Dalam forum tersebut, muncul dua pandangan strategis mengenai bentuk hukum yang paling tepat. Apakah cukup melalui Peraturan Gubernur atau perlu ditingkatkan menjadi Peraturan Daerah yang lebih kuat mengikat lintas sektor.
“Masing-masing punya alasan. Kalau dalam bentuk Pergub, nanti setelah itu langsung dibuatkan rencana aksi daerah. Tapi kalau Perda, banyak juga yang mengatakan kenapa harus Perda? Karena penanganan ini melibatkan lintas sektor,” ujar Syamsuddin Arfah.
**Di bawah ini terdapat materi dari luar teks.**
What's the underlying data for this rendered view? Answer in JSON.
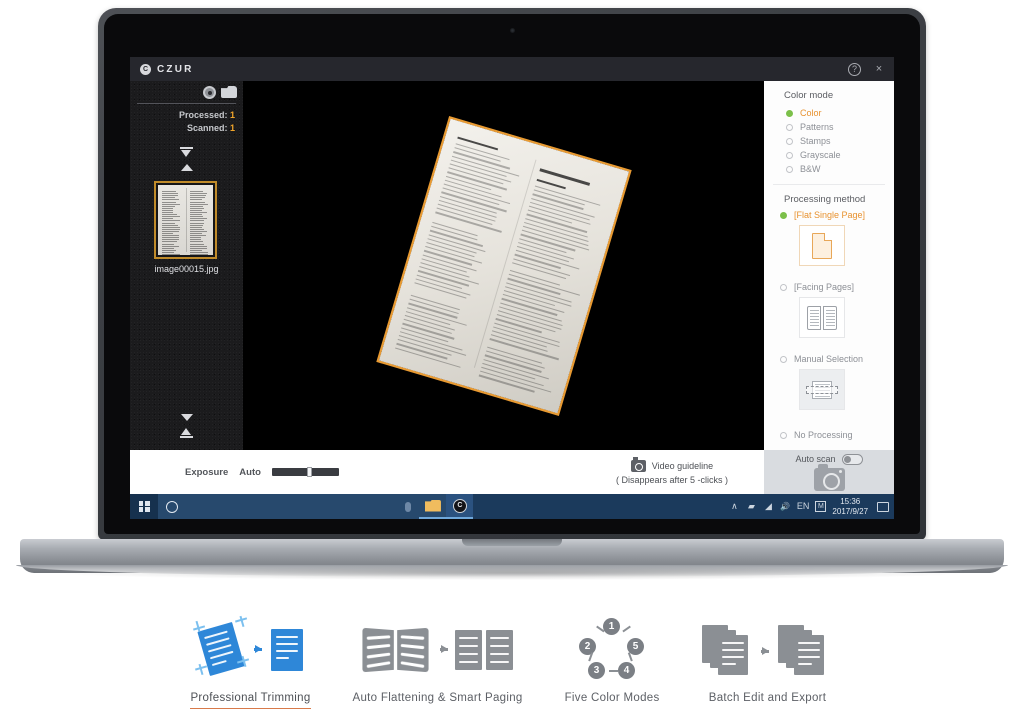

Meski Kaltara sebenarnya sudah memiliki Perda Tahun 2024 tentang Pencegahan Penyakit Menular yang mengatur HIV/AIDS, usulan regulasi yang lebih spesifik tetap akan dikaji lebih dalam oleh DPRD.
Dorongan untuk membentuk Perda yang lebih spesifik datang dari Dinas Kesehatan Kota Tarakan. Berdasarkan data, Tarakan menempati urutan pertama temuan kasus HIV/AIDS di Kaltara, disusul Kabupaten Nunukan di posisi kedua.
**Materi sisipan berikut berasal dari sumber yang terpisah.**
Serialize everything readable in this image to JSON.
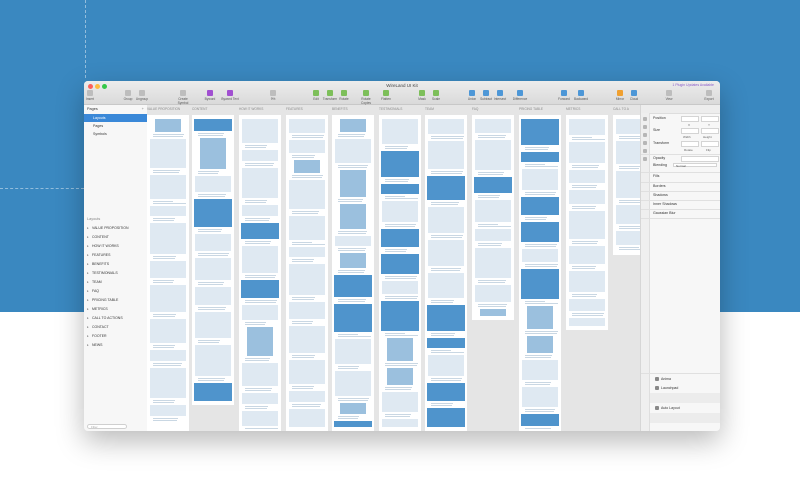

Regulasi yang dimiliki Kota Tarakan saat ini merupakan Perda tahun 2007 yang dinilai sudah tidak relevan dengan situasi terkini. Tarakan berharap adanya regulasi di tingkat provinsi yang bisa menjadi payung hukum yang lebih tinggi dan terbarukan.
Syamsuddin mencontohkan Kota Makassar yang sukses menerapkan Perda khusus untuk penanggulangan HIV/AIDS. Menurutnya, langkah serupa bisa diadaptasi di Kaltara jika hasil kajian menunjukkan urgensi yang kuat.
Guna menyinkronkan langkah, Komisi IV DPRD Kaltara akan melakukan kajian mendalam terkait urgensi, kebutuhan, serta perbandingan efektivitas antara Pergub dan Perda. Pihak pemerintah daerah juga akan melakukan pembahasan internal terlebih dahulu sebelum kembali duduk bersama dengan legislatif.
DPRD Kaltara berharap proses evaluasi ini tidak memakan waktu lama. Langkah akselerasi melalui rencana aksi daerah dinilai mendesak untuk segera diimplementasikan demi menekan laju penyebaran HIV/AIDS di provinsi paling utara Kalimantan tersebut.